Question

Resolva as expressões abaixo:
a)n!÷(n-2)!
b)n!÷(n+2)!
c)(n-1)!÷(n+1)!
d)(n+2)÷(n-1)!​​

Answer 1

Vamos utilizar a definição de fatorial para simplificar as expressões dadas.

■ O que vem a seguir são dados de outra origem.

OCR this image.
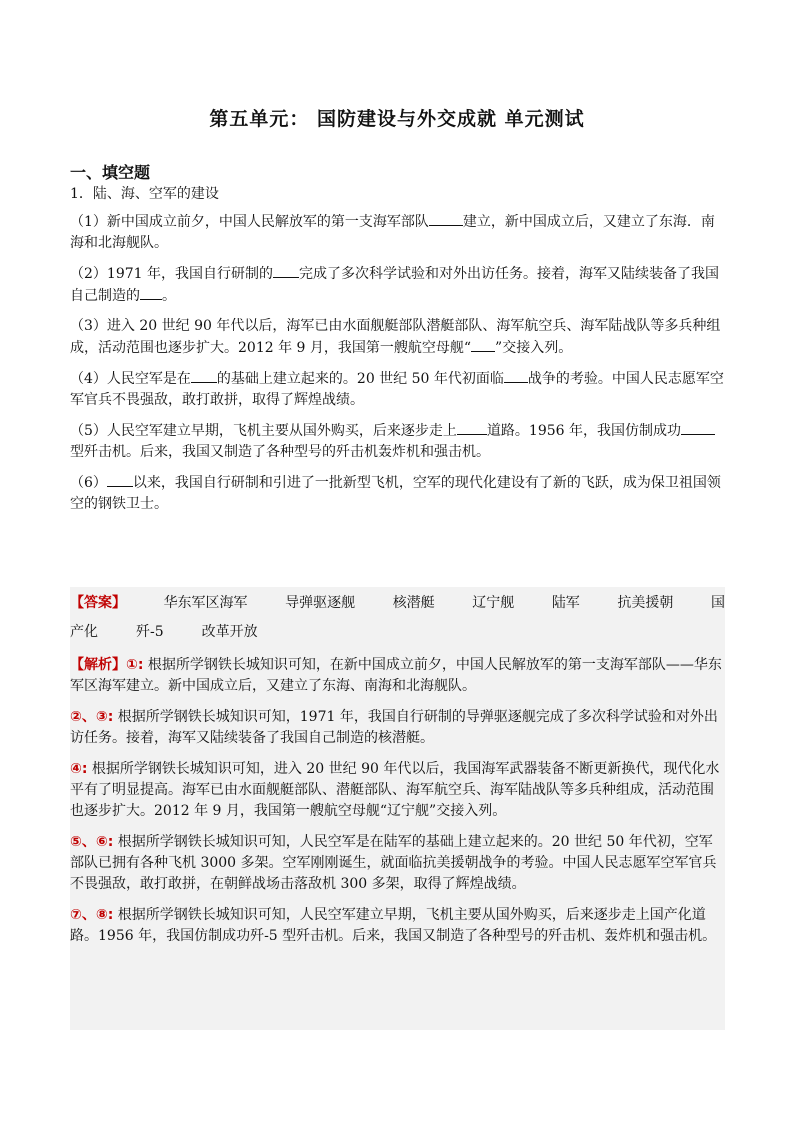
第五单元： 国防建设与外交成就 单元测试
一、填空题
1．陆、海、空军的建设
（1）新中国成立前夕，中国人民解放军的第一支海军部队 建立，新中国成立后，又建立了东海．南海和北海舰队。
（2）1971 年，我国自行研制的 完成了多次科学试验和对外出访任务。接着，海军又陆续装备了我国自己制造的 。
（3）进入 20 世纪 90 年代以后，海军已由水面舰艇部队潜艇部队、海军航空兵、海军陆战队等多兵种组成，活动范围也逐步扩大。2012 年 9 月，我国第一艘航空母舰“ ”交接入列。
（4）人民空军是在 的基础上建立起来的。20 世纪 50 年代初面临 战争的考验。中国人民志愿军空军官兵不畏强敌，敢打敢拼，取得了辉煌战绩。
（5）人民空军建立早期，飞机主要从国外购买，后来逐步走上 道路。1956 年，我国仿制成功型歼击机。后来，我国又制造了各种型号的歼击机轰炸机和强击机。
（6） 以来，我国自行研制和引进了一批新型飞机，空军的现代化建设有了新的飞跃，成为保卫祖国领空的钢铁卫士。
【答案】	华东军区海军	导弹驱逐舰	核潜艇	辽宁舰	陆军	抗美援朝	国
产化	歼-5	改革开放
【解析】①: 根据所学钢铁长城知识可知，在新中国成立前夕，中国人民解放军的第一支海军部队——华东军区海军建立。新中国成立后，又建立了东海、南海和北海舰队。
②、③: 根据所学钢铁长城知识可知，1971 年，我国自行研制的导弹驱逐舰完成了多次科学试验和对外出访任务。接着，海军又陆续装备了我国自己制造的核潜艇。
④: 根据所学钢铁长城知识可知，进入 20 世纪 90 年代以后，我国海军武器装备不断更新换代，现代化水平有了明显提高。海军已由水面舰艇部队、潜艇部队、海军航空兵、海军陆战队等多兵种组成，活动范围也逐步扩大。2012 年 9 月，我国第一艘航空母舰“辽宁舰”交接入列。
⑤、⑥: 根据所学钢铁长城知识可知，人民空军是在陆军的基础上建立起来的。20 世纪 50 年代初，空军部队已拥有各种飞机 3000 多架。空军刚刚诞生，就面临抗美援朝战争的考验。中国人民志愿军空军官兵不畏强敌，敢打敢拼，在朝鲜战场击落敌机 300 多架，取得了辉煌战绩。
⑦、⑧: 根据所学钢铁长城知识可知，人民空军建立早期，飞机主要从国外购买，后来逐步走上国产化道路。1956 年，我国仿制成功歼-5 型歼击机。后来，我国又制造了各种型号的歼击机、轰炸机和强击机。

$n!~=~n\cdot(n-1)\cdot(n-2)\cdot~...~\cdot(n-k)!\\\\ou\\\\n!~=~n\cdot(n-1)\cdot(n-2)\cdot~...~\cdot1$

a)

$\dfrac{n!}{(n-2)!}~=\\\\\\=~\dfrac{n\cdot(n-1)\cdot(n-2)!}{(n-2)!}\\\\\\=~\dfrac{n\cdot(n-1)\cdot1}{1}\\\\\\=~\boxed{n\cdot(n-1)}~~ou~~ \boxed{n^2-n}$

b)

$\dfrac{n!}{(n+2)!}~=\\\\\\=~\dfrac{n!}{(n+2-1)\cdot(n+2-1-1)!}\\\\\\=~\dfrac{n!}{(n+1)\cdot n!}\\\\\\=~\dfrac{1}{(n+1)\cdot1}\\\\\\=~\boxed{\dfrac{1}{n+1}}$

c)

$\dfrac{(n-1)!}{(n+1)!}~=\\\\\\=~\dfrac{(n-1)!}{(n+1)\cdot(n+1-1)\cdot(n+1-1-1)!}\\\\\\=~\dfrac{(n-1)!}{(n+1)\cdot(n)\cdot(n-1)!}\\\\\\=~\dfrac{1}{(n+1)\cdot n\cdot1}\\\\\\=~\boxed{\dfrac{1}{(n+1)\cdot n}}~~ou~~ \boxed{\dfrac{1}{n^2+n}}$

d)

$\dfrac{(n+2)!}{(n-1)!}~=\\\\\\=~\dfrac{(n+2)\cdot(n+2-1)\cdot(n+2-1-1)\cdot(n+2-1-1-1)!}{(n-1)!}\\\\\\=~\dfrac{(n+2)\cdot(n+1)\cdot(n)\cdot(n-1)!}{(n-1)!}\\\\\\=~\dfrac{(n+2)\cdot(n+1)\cdot n\cdot1}{1}\\\\\\=~\boxed{(n+2)\cdot(n+1)\cdot n}~~ou~~\boxed{n^3+3n^2+2n}$